The field of secure multiparty computation (SMPC) was founded in the 80’s by the celebrated protocol of Yao that defined the pillar of cryptography to date. However the overhead of some of these protocols have made them impractical so far. On the other hand we have recently witnessed the immense success and rapid expansion of the field of delegated quantum computing.

We aim in this project to bridge between the two fields to develop various hybrid quantum-classical secure multiparty computation protocols where security and potentially practicality of the original classical protocols are boosted. At the same time we would be able to address the very question of secure multiparty quantum computation, a novel route to be explored to go beyond the quantum key distribution as the main activities in the field of quantum cryptography.

Our proposed schemes will be based on the protocol of blind quantum computing and the related verification scheme. These protocols could be adapted to present a quantum analogue of the Yao protocol while providing potentially a more secure scheme.

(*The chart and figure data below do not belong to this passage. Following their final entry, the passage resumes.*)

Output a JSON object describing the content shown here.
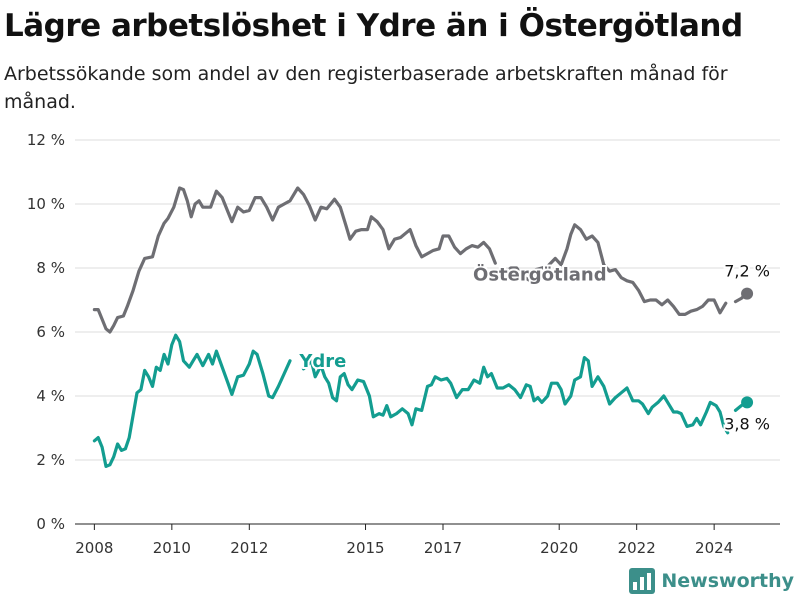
{
  "header": {
    "title": "Lägre arbetslöshet i Ydre än i Östergötland",
    "subtitle": "Arbetssökande som andel av den registerbaserade arbetskraften månad för månad."
  },
  "brand": {
    "name": "Newsworthy",
    "icon": "newsworthy-logo-icon"
  },
  "colors": {
    "ostergotland": "#6e6e73",
    "ydre": "#139d90",
    "grid": "#dddddd"
  },
  "chart_data": {
    "type": "line",
    "title": "Lägre arbetslöshet i Ydre än i Östergötland",
    "subtitle": "Arbetssökande som andel av den registerbaserade arbetskraften månad för månad.",
    "xlabel": "",
    "ylabel": "",
    "xlim": [
      2007.5,
      2025.7
    ],
    "ylim": [
      0,
      12
    ],
    "y_ticks": [
      0,
      2,
      4,
      6,
      8,
      10,
      12
    ],
    "y_tick_labels": [
      "0 %",
      "2 %",
      "4 %",
      "6 %",
      "8 %",
      "10 %",
      "12 %"
    ],
    "x_ticks": [
      2008,
      2010,
      2012,
      2015,
      2017,
      2020,
      2022,
      2024
    ],
    "x_tick_labels": [
      "2008",
      "2010",
      "2012",
      "2015",
      "2017",
      "2020",
      "2022",
      "2024"
    ],
    "grid": true,
    "legend": "direct labels on lines",
    "series": [
      {
        "name": "Östergötland",
        "color": "#6e6e73",
        "end_label": "7,2 %",
        "points": [
          [
            2008.0,
            6.7
          ],
          [
            2008.1,
            6.7
          ],
          [
            2008.2,
            6.4
          ],
          [
            2008.3,
            6.1
          ],
          [
            2008.4,
            6.0
          ],
          [
            2008.5,
            6.2
          ],
          [
            2008.6,
            6.45
          ],
          [
            2008.75,
            6.5
          ],
          [
            2008.85,
            6.8
          ],
          [
            2009.0,
            7.3
          ],
          [
            2009.15,
            7.9
          ],
          [
            2009.3,
            8.3
          ],
          [
            2009.5,
            8.35
          ],
          [
            2009.65,
            9.0
          ],
          [
            2009.8,
            9.4
          ],
          [
            2009.9,
            9.55
          ],
          [
            2010.05,
            9.9
          ],
          [
            2010.2,
            10.5
          ],
          [
            2010.3,
            10.45
          ],
          [
            2010.4,
            10.1
          ],
          [
            2010.5,
            9.6
          ],
          [
            2010.6,
            10.0
          ],
          [
            2010.7,
            10.1
          ],
          [
            2010.8,
            9.9
          ],
          [
            2011.0,
            9.9
          ],
          [
            2011.15,
            10.4
          ],
          [
            2011.3,
            10.2
          ],
          [
            2011.45,
            9.75
          ],
          [
            2011.55,
            9.45
          ],
          [
            2011.7,
            9.9
          ],
          [
            2011.85,
            9.75
          ],
          [
            2012.0,
            9.8
          ],
          [
            2012.15,
            10.2
          ],
          [
            2012.3,
            10.2
          ],
          [
            2012.45,
            9.9
          ],
          [
            2012.6,
            9.5
          ],
          [
            2012.75,
            9.9
          ],
          [
            2012.9,
            10.0
          ],
          [
            2013.05,
            10.1
          ],
          [
            2013.25,
            10.5
          ],
          [
            2013.4,
            10.3
          ],
          [
            2013.55,
            9.95
          ],
          [
            2013.7,
            9.5
          ],
          [
            2013.85,
            9.9
          ],
          [
            2014.0,
            9.85
          ],
          [
            2014.2,
            10.15
          ],
          [
            2014.35,
            9.9
          ],
          [
            2014.5,
            9.3
          ],
          [
            2014.6,
            8.9
          ],
          [
            2014.75,
            9.15
          ],
          [
            2014.9,
            9.2
          ],
          [
            2015.05,
            9.2
          ],
          [
            2015.15,
            9.6
          ],
          [
            2015.3,
            9.45
          ],
          [
            2015.45,
            9.2
          ],
          [
            2015.6,
            8.6
          ],
          [
            2015.75,
            8.9
          ],
          [
            2015.9,
            8.95
          ],
          [
            2016.05,
            9.1
          ],
          [
            2016.15,
            9.2
          ],
          [
            2016.3,
            8.7
          ],
          [
            2016.45,
            8.35
          ],
          [
            2016.6,
            8.45
          ],
          [
            2016.75,
            8.55
          ],
          [
            2016.9,
            8.6
          ],
          [
            2017.0,
            9.0
          ],
          [
            2017.15,
            9.0
          ],
          [
            2017.3,
            8.65
          ],
          [
            2017.45,
            8.45
          ],
          [
            2017.6,
            8.6
          ],
          [
            2017.75,
            8.7
          ],
          [
            2017.9,
            8.65
          ],
          [
            2018.05,
            8.8
          ],
          [
            2018.2,
            8.6
          ],
          [
            2018.35,
            8.15
          ]
        ],
        "points_b": [
          [
            2018.6,
            7.85
          ],
          [
            2018.75,
            8.0
          ],
          [
            2018.9,
            8.0
          ],
          [
            2019.05,
            7.75
          ],
          [
            2019.25,
            7.6
          ],
          [
            2019.4,
            7.95
          ],
          [
            2019.55,
            8.0
          ],
          [
            2019.7,
            8.05
          ],
          [
            2019.9,
            8.3
          ],
          [
            2020.05,
            8.1
          ],
          [
            2020.2,
            8.6
          ],
          [
            2020.3,
            9.05
          ],
          [
            2020.4,
            9.35
          ],
          [
            2020.55,
            9.2
          ],
          [
            2020.7,
            8.9
          ],
          [
            2020.85,
            9.0
          ],
          [
            2021.0,
            8.8
          ],
          [
            2021.15,
            8.1
          ],
          [
            2021.3,
            7.9
          ],
          [
            2021.45,
            7.95
          ],
          [
            2021.6,
            7.7
          ],
          [
            2021.75,
            7.6
          ],
          [
            2021.9,
            7.55
          ],
          [
            2022.05,
            7.3
          ],
          [
            2022.2,
            6.95
          ],
          [
            2022.35,
            7.0
          ],
          [
            2022.5,
            7.0
          ],
          [
            2022.65,
            6.85
          ],
          [
            2022.8,
            7.0
          ],
          [
            2022.95,
            6.8
          ],
          [
            2023.1,
            6.55
          ],
          [
            2023.25,
            6.55
          ],
          [
            2023.4,
            6.65
          ],
          [
            2023.55,
            6.7
          ],
          [
            2023.7,
            6.8
          ],
          [
            2023.85,
            7.0
          ],
          [
            2024.0,
            7.0
          ],
          [
            2024.15,
            6.6
          ],
          [
            2024.3,
            6.9
          ]
        ],
        "points_c": [
          [
            2024.55,
            6.95
          ],
          [
            2024.7,
            7.05
          ],
          [
            2024.85,
            7.2
          ]
        ]
      },
      {
        "name": "Ydre",
        "color": "#139d90",
        "end_label": "3,8 %",
        "points": [
          [
            2008.0,
            2.6
          ],
          [
            2008.1,
            2.7
          ],
          [
            2008.2,
            2.4
          ],
          [
            2008.3,
            1.8
          ],
          [
            2008.4,
            1.85
          ],
          [
            2008.5,
            2.1
          ],
          [
            2008.6,
            2.5
          ],
          [
            2008.7,
            2.3
          ],
          [
            2008.8,
            2.35
          ],
          [
            2008.9,
            2.7
          ],
          [
            2009.0,
            3.4
          ],
          [
            2009.1,
            4.1
          ],
          [
            2009.2,
            4.2
          ],
          [
            2009.3,
            4.8
          ],
          [
            2009.4,
            4.6
          ],
          [
            2009.5,
            4.3
          ],
          [
            2009.6,
            4.9
          ],
          [
            2009.7,
            4.8
          ],
          [
            2009.8,
            5.3
          ],
          [
            2009.9,
            5.0
          ],
          [
            2010.0,
            5.6
          ],
          [
            2010.1,
            5.9
          ],
          [
            2010.2,
            5.7
          ],
          [
            2010.3,
            5.1
          ],
          [
            2010.45,
            4.9
          ],
          [
            2010.55,
            5.1
          ],
          [
            2010.65,
            5.3
          ],
          [
            2010.8,
            4.95
          ],
          [
            2010.95,
            5.3
          ],
          [
            2011.05,
            5.0
          ],
          [
            2011.15,
            5.4
          ],
          [
            2011.3,
            4.9
          ],
          [
            2011.45,
            4.4
          ],
          [
            2011.55,
            4.05
          ],
          [
            2011.7,
            4.6
          ],
          [
            2011.85,
            4.65
          ],
          [
            2012.0,
            5.0
          ],
          [
            2012.1,
            5.4
          ],
          [
            2012.2,
            5.3
          ],
          [
            2012.35,
            4.7
          ],
          [
            2012.5,
            4.0
          ],
          [
            2012.6,
            3.95
          ],
          [
            2012.75,
            4.3
          ],
          [
            2012.9,
            4.7
          ],
          [
            2013.05,
            5.1
          ]
        ],
        "points_b": [
          [
            2013.4,
            4.85
          ],
          [
            2013.5,
            4.95
          ],
          [
            2013.6,
            5.1
          ],
          [
            2013.7,
            4.6
          ],
          [
            2013.85,
            4.95
          ],
          [
            2013.95,
            4.6
          ],
          [
            2014.05,
            4.4
          ],
          [
            2014.15,
            3.95
          ],
          [
            2014.25,
            3.85
          ],
          [
            2014.35,
            4.6
          ],
          [
            2014.45,
            4.7
          ],
          [
            2014.55,
            4.35
          ],
          [
            2014.65,
            4.2
          ],
          [
            2014.8,
            4.5
          ],
          [
            2014.95,
            4.45
          ],
          [
            2015.1,
            4.0
          ],
          [
            2015.2,
            3.35
          ],
          [
            2015.35,
            3.45
          ],
          [
            2015.45,
            3.4
          ],
          [
            2015.55,
            3.7
          ],
          [
            2015.65,
            3.35
          ],
          [
            2015.8,
            3.45
          ],
          [
            2015.95,
            3.6
          ],
          [
            2016.1,
            3.45
          ],
          [
            2016.2,
            3.1
          ],
          [
            2016.3,
            3.6
          ],
          [
            2016.45,
            3.55
          ],
          [
            2016.6,
            4.3
          ],
          [
            2016.7,
            4.35
          ],
          [
            2016.8,
            4.6
          ],
          [
            2016.95,
            4.5
          ],
          [
            2017.1,
            4.55
          ],
          [
            2017.2,
            4.4
          ],
          [
            2017.35,
            3.95
          ],
          [
            2017.5,
            4.2
          ],
          [
            2017.65,
            4.2
          ],
          [
            2017.8,
            4.5
          ],
          [
            2017.95,
            4.4
          ],
          [
            2018.05,
            4.9
          ],
          [
            2018.15,
            4.6
          ],
          [
            2018.25,
            4.7
          ],
          [
            2018.4,
            4.25
          ],
          [
            2018.55,
            4.25
          ],
          [
            2018.7,
            4.35
          ],
          [
            2018.85,
            4.2
          ],
          [
            2019.0,
            3.95
          ],
          [
            2019.15,
            4.35
          ],
          [
            2019.25,
            4.3
          ],
          [
            2019.35,
            3.85
          ],
          [
            2019.45,
            3.95
          ],
          [
            2019.55,
            3.8
          ],
          [
            2019.7,
            4.0
          ],
          [
            2019.8,
            4.4
          ],
          [
            2019.95,
            4.4
          ],
          [
            2020.05,
            4.2
          ],
          [
            2020.15,
            3.75
          ],
          [
            2020.3,
            4.0
          ],
          [
            2020.4,
            4.5
          ],
          [
            2020.55,
            4.6
          ],
          [
            2020.65,
            5.2
          ],
          [
            2020.75,
            5.1
          ],
          [
            2020.85,
            4.3
          ],
          [
            2021.0,
            4.6
          ],
          [
            2021.15,
            4.3
          ],
          [
            2021.3,
            3.75
          ],
          [
            2021.45,
            3.95
          ],
          [
            2021.6,
            4.1
          ],
          [
            2021.75,
            4.25
          ],
          [
            2021.9,
            3.85
          ],
          [
            2022.05,
            3.85
          ],
          [
            2022.15,
            3.75
          ],
          [
            2022.3,
            3.45
          ],
          [
            2022.4,
            3.65
          ],
          [
            2022.55,
            3.8
          ],
          [
            2022.7,
            4.0
          ],
          [
            2022.85,
            3.7
          ],
          [
            2022.95,
            3.5
          ],
          [
            2023.05,
            3.5
          ],
          [
            2023.15,
            3.45
          ],
          [
            2023.3,
            3.05
          ],
          [
            2023.45,
            3.1
          ],
          [
            2023.55,
            3.3
          ],
          [
            2023.65,
            3.1
          ],
          [
            2023.8,
            3.5
          ],
          [
            2023.9,
            3.8
          ],
          [
            2024.05,
            3.7
          ],
          [
            2024.15,
            3.5
          ],
          [
            2024.25,
            3.05
          ],
          [
            2024.35,
            2.85
          ]
        ],
        "points_c": [
          [
            2024.55,
            3.55
          ],
          [
            2024.7,
            3.7
          ],
          [
            2024.85,
            3.8
          ]
        ]
      }
    ],
    "annotations": [
      {
        "text": "Östergötland",
        "series": "Östergötland",
        "x": 2019.5,
        "y": 7.8
      },
      {
        "text": "Ydre",
        "series": "Ydre",
        "x": 2013.9,
        "y": 5.1
      },
      {
        "text": "7,2 %",
        "series": "Östergötland",
        "x": 2024.85,
        "y": 7.2
      },
      {
        "text": "3,8 %",
        "series": "Ydre",
        "x": 2024.85,
        "y": 3.8
      }
    ]
  }
}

Furthermore the first proof-of-principle implementations for these quantum protocols already exists that supports our global ambition of making the hybrid scheme more practical as well.

## Software engineering

**Bidirectional Model Transformations**

**Potential supervisor:** Perdita Stevens

A bidirectional model transformation (bx) is represented as a single text which both specifies a consistency relation on two (or more) models, and specifies how consistency should be restored when one of the models is changed so as no longer to be consistent with the other. The field of bidirectional model transformation languages is immature, and fundamental problems remain to be resolved. Many PhD projects are possible, for example, relating to: formalising desirable properties of bx such as "Least Surprise", that the consistency restoration process changes no more than it needs to; the use of traceability information about how parts of the models relate; the design of bx languages; semantics for such languages; specification and verification.

**Complexity Metrics for Testing Concurrent programs**

**Potential supervisor:** Ajitha Rajan

Developing concurrent programs to a high standard of reliability is notoriously difficult due to the large number of interactions between components executing in parallel.

Testing and automated source code analysis aid the developer in finding bugs and ensuring correctness. However, it is infeasible to analyse the entire program in detail since even for small concurrent programs the number of interactions and execution paths quickly become intractable. It, therefore, becomes important to identify parts of the program that are especially error prone, and focus testing and analysis efforts on these parts. For sequential programs, software complexity metrics help identify the error prone parts. For concurrent software, this problem has not received enough attention.

In this project we will first devise suitable complexity metrics for concurrent programs, and then apply them to increase the efficiency of automated software analysis and testing.

**Testing model transformations**

**Potential supervisor:** Perdita Stevens

Develop some aspect of the theory of testing model transformations.

Model transformations are a key element of model-driven approaches to developing software. However, they are hard to test, e.g. because their typical inputs and outputs are complex enough that it is hard to construct many test cases and check outputs without support. Many different languages are in use for writing model transformations, some of which support bi-directionality, which may add further challenge to the testing process. This project should first survey the field of testing model transformations and then pick some area of testing theory to contribute to. For example, mutation testing of transformations might be interesting; or one might develop a theory of how to construct a range of input models which would be as simple as possible, and investigate what assurange could be gained in this way. It might be appropriate for the project to involve developing a tool, but the main focus should be theoretical.